If he didn't want to join, he was told in the letter, he should at least have an imam confirm that he regularly played an active part in community life, preferably in a mosque belonging to one of the associations.
Bernd Ridwan Bauknecht, a German convert, has been teaching Islamic Studies in Bad Godesberg for 9 years; he has always considered his teaching as a bulwark against radical forms of Islam Kizilkaya doesn't see the problem: "You have to be a member of the Church too," he points out. Imams will be trained to provide certificates to prove that teachers lead a religiously correct way of life and are active in the communities. In a recent public discussion in which Löhrmann also took part, Kizilkaya said training was not the decisive point; it was "active involvement in a community and the correct belief" that mattered, and in the system set up by the state, it was the job of the associations to check on those issues. Löhrmann replied that the advisory council was still in the process of finding its role.

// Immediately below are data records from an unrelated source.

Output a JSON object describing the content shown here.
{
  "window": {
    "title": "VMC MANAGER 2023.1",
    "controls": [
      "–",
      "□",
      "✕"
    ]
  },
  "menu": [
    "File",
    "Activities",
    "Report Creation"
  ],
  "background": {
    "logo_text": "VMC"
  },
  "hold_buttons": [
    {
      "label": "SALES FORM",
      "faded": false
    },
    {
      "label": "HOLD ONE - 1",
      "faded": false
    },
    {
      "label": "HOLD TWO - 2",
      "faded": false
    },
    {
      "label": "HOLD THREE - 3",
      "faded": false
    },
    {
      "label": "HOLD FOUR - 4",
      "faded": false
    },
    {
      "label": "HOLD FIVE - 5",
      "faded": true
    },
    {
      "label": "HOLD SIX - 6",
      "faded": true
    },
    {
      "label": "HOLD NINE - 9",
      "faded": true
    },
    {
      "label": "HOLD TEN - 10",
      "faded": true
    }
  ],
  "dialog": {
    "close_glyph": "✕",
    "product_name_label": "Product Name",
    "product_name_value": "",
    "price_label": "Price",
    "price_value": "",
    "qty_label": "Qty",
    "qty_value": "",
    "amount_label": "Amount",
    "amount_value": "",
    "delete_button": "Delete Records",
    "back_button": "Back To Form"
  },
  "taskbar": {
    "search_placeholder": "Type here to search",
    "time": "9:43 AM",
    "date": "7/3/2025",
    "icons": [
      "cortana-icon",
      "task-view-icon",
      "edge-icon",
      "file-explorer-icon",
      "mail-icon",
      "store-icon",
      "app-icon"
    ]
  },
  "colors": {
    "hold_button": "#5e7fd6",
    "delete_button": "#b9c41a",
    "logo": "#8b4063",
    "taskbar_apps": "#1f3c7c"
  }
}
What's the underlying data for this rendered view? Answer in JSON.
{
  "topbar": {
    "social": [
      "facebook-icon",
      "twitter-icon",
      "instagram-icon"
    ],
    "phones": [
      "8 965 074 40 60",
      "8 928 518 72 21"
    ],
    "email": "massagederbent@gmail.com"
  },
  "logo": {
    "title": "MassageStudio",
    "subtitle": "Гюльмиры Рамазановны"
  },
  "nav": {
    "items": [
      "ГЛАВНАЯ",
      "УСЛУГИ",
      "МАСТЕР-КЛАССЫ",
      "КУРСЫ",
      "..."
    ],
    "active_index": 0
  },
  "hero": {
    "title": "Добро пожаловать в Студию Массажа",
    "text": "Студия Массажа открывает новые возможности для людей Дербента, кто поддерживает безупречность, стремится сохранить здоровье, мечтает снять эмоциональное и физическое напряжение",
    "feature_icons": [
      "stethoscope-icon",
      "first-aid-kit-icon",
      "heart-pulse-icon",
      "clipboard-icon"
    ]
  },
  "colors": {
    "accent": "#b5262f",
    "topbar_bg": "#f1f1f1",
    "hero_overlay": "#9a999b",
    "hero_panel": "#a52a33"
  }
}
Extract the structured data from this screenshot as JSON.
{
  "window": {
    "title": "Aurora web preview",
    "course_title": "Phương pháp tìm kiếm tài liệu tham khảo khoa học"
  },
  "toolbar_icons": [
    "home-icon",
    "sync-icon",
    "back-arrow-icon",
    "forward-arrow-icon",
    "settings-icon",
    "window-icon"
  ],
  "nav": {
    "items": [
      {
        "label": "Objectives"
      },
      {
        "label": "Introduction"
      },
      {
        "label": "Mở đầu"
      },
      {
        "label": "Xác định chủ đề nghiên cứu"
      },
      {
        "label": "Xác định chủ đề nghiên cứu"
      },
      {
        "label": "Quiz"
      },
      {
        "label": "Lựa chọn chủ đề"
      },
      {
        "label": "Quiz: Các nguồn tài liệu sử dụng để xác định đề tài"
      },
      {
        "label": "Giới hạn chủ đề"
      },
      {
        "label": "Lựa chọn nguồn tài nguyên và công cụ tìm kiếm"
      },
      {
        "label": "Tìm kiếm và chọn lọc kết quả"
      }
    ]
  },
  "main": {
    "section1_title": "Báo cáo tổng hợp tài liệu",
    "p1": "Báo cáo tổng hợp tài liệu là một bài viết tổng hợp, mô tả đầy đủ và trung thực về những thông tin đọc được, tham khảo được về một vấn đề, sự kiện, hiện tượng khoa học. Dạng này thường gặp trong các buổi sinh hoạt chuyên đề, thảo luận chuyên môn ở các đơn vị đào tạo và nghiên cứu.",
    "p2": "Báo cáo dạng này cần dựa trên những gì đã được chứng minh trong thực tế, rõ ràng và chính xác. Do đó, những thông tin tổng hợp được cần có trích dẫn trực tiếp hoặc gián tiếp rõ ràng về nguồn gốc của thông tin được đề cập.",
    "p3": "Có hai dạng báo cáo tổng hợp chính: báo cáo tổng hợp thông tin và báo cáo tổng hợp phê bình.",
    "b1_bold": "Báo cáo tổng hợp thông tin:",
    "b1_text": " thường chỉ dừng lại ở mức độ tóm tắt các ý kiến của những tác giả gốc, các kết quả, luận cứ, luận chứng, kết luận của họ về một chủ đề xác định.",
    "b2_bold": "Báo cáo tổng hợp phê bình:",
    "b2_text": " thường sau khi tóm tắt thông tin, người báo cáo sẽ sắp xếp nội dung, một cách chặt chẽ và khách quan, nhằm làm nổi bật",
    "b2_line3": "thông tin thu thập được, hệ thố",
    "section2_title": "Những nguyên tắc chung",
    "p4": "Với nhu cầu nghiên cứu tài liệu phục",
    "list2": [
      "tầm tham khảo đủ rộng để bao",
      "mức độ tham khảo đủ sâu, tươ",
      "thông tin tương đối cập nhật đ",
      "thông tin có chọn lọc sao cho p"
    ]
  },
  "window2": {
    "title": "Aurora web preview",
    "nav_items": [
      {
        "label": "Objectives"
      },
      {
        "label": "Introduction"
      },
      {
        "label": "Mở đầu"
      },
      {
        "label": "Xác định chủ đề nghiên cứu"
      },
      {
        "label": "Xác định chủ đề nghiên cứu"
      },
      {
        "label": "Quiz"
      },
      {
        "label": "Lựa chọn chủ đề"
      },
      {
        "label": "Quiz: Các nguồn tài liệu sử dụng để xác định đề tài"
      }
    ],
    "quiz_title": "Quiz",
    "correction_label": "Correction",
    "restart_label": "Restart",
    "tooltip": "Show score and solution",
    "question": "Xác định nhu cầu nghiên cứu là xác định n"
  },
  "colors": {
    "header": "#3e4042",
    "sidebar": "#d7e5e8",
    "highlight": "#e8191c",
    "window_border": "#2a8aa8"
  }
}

Bauknecht has been teaching Islamic Studies in Bad Godesberg for the last 9 years. Just a few hundred metres from his school is the Saudi King Fahd Academy, which hit the headlines in 2004 over texts in its textbooks glorifying violence; three streets further along, there's a mosque that is especially popular with Moroccans and where Salafists have a big say; then there's the DITIB mosque with its strong roots in Turkey.
Bauknecht has always considered his teaching as a bulwark against radical forms of Islam. He wants to give children space to think about themselves and their religion – a space in which they can also express their doubts. His children come from many different Muslim movements, and he feels that they have to learn how much variety there is in their religion.
Many potential conflicts
"The classes must be measured against the needs of our children," says one father of four, "and not some political skirmish." This father originally sent his children to Catholic religion classes. "They also dealt there with social and ethical questions," he remembers. "Those are important for all children."
Then Islamic Studies were introduced, and now he's proud that the subject has the same status as that of other religions. He says Mr Bauknecht has been teaching the subject well for the last ten years, and that's the most important thing – "whether the teacher is involved in a community or not is his own business."
For the pupils, nothing has changed. In their classroom there's a cross made of mosaic pieces and a calligraphy. On top of the board are the "99 beautiful names of Allah" in gold letters – next to them is a list of all the people who are mentioned in the Christian bible as well as in the Koran. Maryam/Mary; Ayoub/Job, Yusuf/Joseph.
"Quiet now," calls Bauknecht. Today's topic is conflict and reconciliation. He draws an iceberg on the board. Only the tip is out of the water. He explains that beneath the surface of any conflict, there are always deeper wounds. You have to recognise that before you can solve the conflict.
Lamya Kaddor thinks that there's plenty of room for future teachers to find themselves in conflict with the advisory council. "What happens when a teacher marries someone from another religion?" she asks. "Or when a teacher is homosexual? Nobody thought about such issues when the subject was introduced."
For her part, the minister has recently been saying that one should remember that the advisory council is legally only a temporary arrangement until 2019. After that, the issues will have to be discussed anew.